Shape each ball of dough into tight little rolls and place on parchment lined baking sheets with about 2-inch spacing between balls of dough. Spritz or very lightly coat with oil and cover loosely with plastic and let rise for about 1.5 hours.
Heat oven to 400 degrees. F.
Dough will be ready when you poke it or indent it with a finger and the hole bounces back, but real slowly.
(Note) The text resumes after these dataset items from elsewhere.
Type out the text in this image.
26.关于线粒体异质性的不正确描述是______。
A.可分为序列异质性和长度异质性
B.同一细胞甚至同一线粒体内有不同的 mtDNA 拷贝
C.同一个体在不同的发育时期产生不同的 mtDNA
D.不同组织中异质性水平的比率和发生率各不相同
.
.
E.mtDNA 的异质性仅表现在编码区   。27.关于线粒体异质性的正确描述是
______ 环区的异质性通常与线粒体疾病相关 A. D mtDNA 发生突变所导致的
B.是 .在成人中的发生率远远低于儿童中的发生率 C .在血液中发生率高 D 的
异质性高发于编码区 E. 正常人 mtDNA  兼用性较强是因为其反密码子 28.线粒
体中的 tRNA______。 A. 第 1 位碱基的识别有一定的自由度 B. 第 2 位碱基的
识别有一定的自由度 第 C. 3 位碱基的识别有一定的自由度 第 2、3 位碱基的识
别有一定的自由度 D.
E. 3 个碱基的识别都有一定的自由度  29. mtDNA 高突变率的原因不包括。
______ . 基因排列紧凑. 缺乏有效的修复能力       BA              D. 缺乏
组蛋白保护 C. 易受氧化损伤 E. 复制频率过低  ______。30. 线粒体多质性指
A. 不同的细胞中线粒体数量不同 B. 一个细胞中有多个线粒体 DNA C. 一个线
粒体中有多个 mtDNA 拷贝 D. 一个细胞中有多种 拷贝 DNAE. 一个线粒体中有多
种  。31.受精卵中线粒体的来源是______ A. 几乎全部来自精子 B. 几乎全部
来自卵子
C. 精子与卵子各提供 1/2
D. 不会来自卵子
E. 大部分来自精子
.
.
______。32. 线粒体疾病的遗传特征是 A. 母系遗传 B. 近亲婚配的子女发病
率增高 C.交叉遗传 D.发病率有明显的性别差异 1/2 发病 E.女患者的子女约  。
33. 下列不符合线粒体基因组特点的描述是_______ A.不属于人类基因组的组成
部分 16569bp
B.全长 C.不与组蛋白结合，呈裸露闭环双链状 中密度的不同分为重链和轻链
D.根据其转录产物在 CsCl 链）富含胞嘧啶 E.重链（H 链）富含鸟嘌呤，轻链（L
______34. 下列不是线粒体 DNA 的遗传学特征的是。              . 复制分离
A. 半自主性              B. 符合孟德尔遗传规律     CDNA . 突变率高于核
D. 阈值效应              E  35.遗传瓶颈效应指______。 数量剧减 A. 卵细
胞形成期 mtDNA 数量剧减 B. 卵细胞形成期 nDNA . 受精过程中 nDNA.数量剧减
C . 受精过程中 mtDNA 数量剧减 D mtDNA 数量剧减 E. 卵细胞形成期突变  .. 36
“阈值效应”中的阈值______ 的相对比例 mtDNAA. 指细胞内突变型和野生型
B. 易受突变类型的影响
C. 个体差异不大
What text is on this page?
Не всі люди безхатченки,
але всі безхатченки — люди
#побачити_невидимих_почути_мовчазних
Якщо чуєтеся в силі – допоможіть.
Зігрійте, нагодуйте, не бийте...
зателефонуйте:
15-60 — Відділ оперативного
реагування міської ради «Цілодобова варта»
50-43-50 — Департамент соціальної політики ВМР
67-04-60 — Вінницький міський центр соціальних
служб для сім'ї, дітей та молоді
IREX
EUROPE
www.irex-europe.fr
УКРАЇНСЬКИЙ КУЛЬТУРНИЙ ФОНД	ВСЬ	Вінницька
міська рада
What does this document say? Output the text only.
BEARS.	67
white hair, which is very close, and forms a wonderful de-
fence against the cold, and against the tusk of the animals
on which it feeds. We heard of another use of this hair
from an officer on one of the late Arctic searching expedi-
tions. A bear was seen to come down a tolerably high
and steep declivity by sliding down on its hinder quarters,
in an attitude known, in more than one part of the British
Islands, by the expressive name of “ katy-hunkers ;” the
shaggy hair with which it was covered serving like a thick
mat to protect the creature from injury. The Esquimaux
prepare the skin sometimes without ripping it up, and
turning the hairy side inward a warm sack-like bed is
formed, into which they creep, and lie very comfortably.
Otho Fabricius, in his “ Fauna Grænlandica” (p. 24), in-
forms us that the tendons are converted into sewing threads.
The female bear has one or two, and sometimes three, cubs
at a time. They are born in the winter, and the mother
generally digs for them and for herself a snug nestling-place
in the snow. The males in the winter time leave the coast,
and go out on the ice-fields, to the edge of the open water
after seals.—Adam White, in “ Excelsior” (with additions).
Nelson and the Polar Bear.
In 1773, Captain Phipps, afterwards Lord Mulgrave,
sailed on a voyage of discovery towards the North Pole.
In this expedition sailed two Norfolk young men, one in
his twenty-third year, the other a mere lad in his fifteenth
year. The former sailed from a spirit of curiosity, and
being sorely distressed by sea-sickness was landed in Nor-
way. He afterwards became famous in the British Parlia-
Brush tops with egg wash and bake in a 400 degrees F. oven for about 15 minutes. Remove and let cool on a wire rack before proceeding with adding the cream cheese mixture and garlic butter mixture for a second baking in the oven.
Blend the cream cheese with the sugar just like you are making a frosting. Place in a pastry bag with a tip for convenience in applying to the rolls or just set aside and just use a spoon to apply.
To make the garlic butter mixture, make sure all the ingredients are not cold, otherwise it will seize up. You don’t want everything to be too hot that the egg starts to cook, but you definitely don’t want the butter or eggs to be too cold that the mixture solidifies. Set aside.
When ready to apply filling and garlic butter mixture, cut each of the cooled rolls with a serrated knife in an asterisk pattern on top to make six sides.
Apply cream cheese along each of the six sides from the bottom center to the outer edges of each roll.
After cream cheese filling has been applied, dunk each of the rolls separately one at a time into the garlic butter mixture, making sure the mixture goes in between each side and inside each roll.
Top with the flaky sea salt if desired and bake for about 12 minutes in a 400 degree F. oven. Remove from oven and let cool slightly on a wire rack before serving.